The canal also provides water to cities such as Fresno, Lindsay, Orange Cove, and Strathmore which do not have access to enough groundwater to supply its residents and businesses with water. Other cities may have to begin importing surface water to comply with the Sustainable Groundwater Management Act. Known as “sigma”, the 2014 law requires that every groundwater basin be water neutral in the next 20 years. 

Porterville Mayor Martha Flores said a fully efficient Friant-Kern Canal is vital to supply agriculture with enough water to avoid groundwater pumping, which is currently her city’s only source of water.

“The Friant-Kern Canal plays a valuable strategic role in the sustainability of Porterville as the city seeks to enhance its surface water recharge program and reduce its groundwater footprint,” Flores said. 

Titled 559 after the Valley’s area code, the bill also raises awareness about the rural communities struggling with water quality issues at a much higher rate than the rest of the state. Of the 2800 violations of drinking water standards across the state in 2017, most occurred in the Central Valley and the Central Coast. There were more than 815 violations in Kern County, 413 in Tulare, 328 in Fresno and 282 in Monterey. Tulare County had 124 violations for nitrates alone, more than double the nearest county, Kern County, with 59 violations. These included small water companies in every corner of the county including the Soults Mutual Water Company outside of Tulare, Lemon Cove Water Company, East Orosi Community Service District, and Teapot Dome Water Company near Porterville.

“We need to be at the forefront of this issue, taking every tactical approach possible to secure our water supply,” stated Tulare County Supervisor Eddie Valero. “Sadly, the drought has impacted our rural communities significantly. That is why legislation like SB 559 is needed.
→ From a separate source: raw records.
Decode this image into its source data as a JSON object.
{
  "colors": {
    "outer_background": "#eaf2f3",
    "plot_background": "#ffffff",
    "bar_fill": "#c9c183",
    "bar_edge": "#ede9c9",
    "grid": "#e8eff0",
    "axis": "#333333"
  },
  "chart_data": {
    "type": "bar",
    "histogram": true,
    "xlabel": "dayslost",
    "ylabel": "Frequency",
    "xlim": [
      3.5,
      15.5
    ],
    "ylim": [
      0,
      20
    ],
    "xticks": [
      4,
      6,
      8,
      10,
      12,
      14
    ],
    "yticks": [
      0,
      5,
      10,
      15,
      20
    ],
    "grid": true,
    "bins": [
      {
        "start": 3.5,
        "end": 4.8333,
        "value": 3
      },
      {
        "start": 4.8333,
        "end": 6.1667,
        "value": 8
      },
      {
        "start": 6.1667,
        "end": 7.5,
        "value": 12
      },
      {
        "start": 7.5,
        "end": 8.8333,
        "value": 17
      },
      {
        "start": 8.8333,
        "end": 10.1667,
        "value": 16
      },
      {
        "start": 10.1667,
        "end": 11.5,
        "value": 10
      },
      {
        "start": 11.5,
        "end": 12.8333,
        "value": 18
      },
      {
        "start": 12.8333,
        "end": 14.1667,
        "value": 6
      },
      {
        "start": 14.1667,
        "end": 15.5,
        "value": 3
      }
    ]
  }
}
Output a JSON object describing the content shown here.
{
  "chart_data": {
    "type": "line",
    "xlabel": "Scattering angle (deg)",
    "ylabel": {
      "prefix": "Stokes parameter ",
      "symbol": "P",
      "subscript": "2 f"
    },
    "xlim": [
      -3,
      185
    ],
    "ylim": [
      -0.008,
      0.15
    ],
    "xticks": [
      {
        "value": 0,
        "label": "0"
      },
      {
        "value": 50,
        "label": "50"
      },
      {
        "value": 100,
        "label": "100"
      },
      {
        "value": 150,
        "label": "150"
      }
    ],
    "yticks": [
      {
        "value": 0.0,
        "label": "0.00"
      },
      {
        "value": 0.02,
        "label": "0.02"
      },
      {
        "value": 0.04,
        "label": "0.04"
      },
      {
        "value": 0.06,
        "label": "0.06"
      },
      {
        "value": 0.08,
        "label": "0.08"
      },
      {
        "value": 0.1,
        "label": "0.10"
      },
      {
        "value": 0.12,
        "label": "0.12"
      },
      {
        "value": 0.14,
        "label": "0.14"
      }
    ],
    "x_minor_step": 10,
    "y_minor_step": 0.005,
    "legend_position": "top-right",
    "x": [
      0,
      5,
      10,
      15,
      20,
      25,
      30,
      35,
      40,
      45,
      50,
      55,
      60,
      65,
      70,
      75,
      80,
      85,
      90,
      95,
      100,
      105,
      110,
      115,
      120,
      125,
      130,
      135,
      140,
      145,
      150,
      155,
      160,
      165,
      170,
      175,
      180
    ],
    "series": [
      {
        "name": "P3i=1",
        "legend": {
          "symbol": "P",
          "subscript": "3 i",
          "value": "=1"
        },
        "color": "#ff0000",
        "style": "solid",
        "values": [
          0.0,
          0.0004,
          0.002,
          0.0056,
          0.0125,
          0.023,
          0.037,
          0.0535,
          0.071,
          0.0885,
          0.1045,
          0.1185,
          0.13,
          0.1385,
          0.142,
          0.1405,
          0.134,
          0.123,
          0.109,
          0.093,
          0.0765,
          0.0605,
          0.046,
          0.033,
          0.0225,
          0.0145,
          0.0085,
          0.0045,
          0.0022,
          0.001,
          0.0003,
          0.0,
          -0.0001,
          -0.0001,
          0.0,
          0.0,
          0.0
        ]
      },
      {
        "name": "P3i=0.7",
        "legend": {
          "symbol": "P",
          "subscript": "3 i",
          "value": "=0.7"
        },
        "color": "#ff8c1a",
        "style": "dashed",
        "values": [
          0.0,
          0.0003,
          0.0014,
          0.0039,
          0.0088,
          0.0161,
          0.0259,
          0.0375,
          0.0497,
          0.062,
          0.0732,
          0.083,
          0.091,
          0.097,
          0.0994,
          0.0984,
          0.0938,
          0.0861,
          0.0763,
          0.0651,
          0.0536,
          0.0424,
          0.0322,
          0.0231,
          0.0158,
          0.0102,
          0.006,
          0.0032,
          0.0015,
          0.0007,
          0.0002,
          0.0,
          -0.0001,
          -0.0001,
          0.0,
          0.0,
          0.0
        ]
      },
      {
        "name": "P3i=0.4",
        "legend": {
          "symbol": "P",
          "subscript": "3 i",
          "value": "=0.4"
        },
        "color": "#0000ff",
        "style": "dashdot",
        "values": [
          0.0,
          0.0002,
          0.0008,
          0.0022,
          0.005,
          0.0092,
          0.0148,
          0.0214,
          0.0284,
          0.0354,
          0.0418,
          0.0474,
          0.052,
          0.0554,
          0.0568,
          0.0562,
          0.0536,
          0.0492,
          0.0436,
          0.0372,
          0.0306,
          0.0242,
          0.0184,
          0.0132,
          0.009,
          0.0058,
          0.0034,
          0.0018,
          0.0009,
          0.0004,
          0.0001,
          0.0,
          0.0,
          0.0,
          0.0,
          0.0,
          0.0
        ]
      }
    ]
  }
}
This bill directly addresses the issues while raising awareness about all the various communities that are impacted by limited access to clean water.” 

Money to fix all of these problems was built into Proposition 3. The $8.9 billion water bond would have provided $750 million to repair or improve water conveyance infrastructure in the valley, $640 million for projects to implement California’s groundwater regulation, and $750 million for water and wastewater treatment for lower income communities. The statewide bond was defeated with more than half of the state voting against it last November.

“Our valley is a special place, full of hard-working people with promise and opportunity. To protect our jobs and communities, however, we must fix our water infrastructure,” said Edwin Camp, President, D.M. Camp & Sons. “Just like the technology industry powers the economy in the Silicon Valley and the entertainment industry drives the economy in Hollywood, water is the lifeblood of the Valley economy. And a healthy, productive and sustainable valley matters to California.”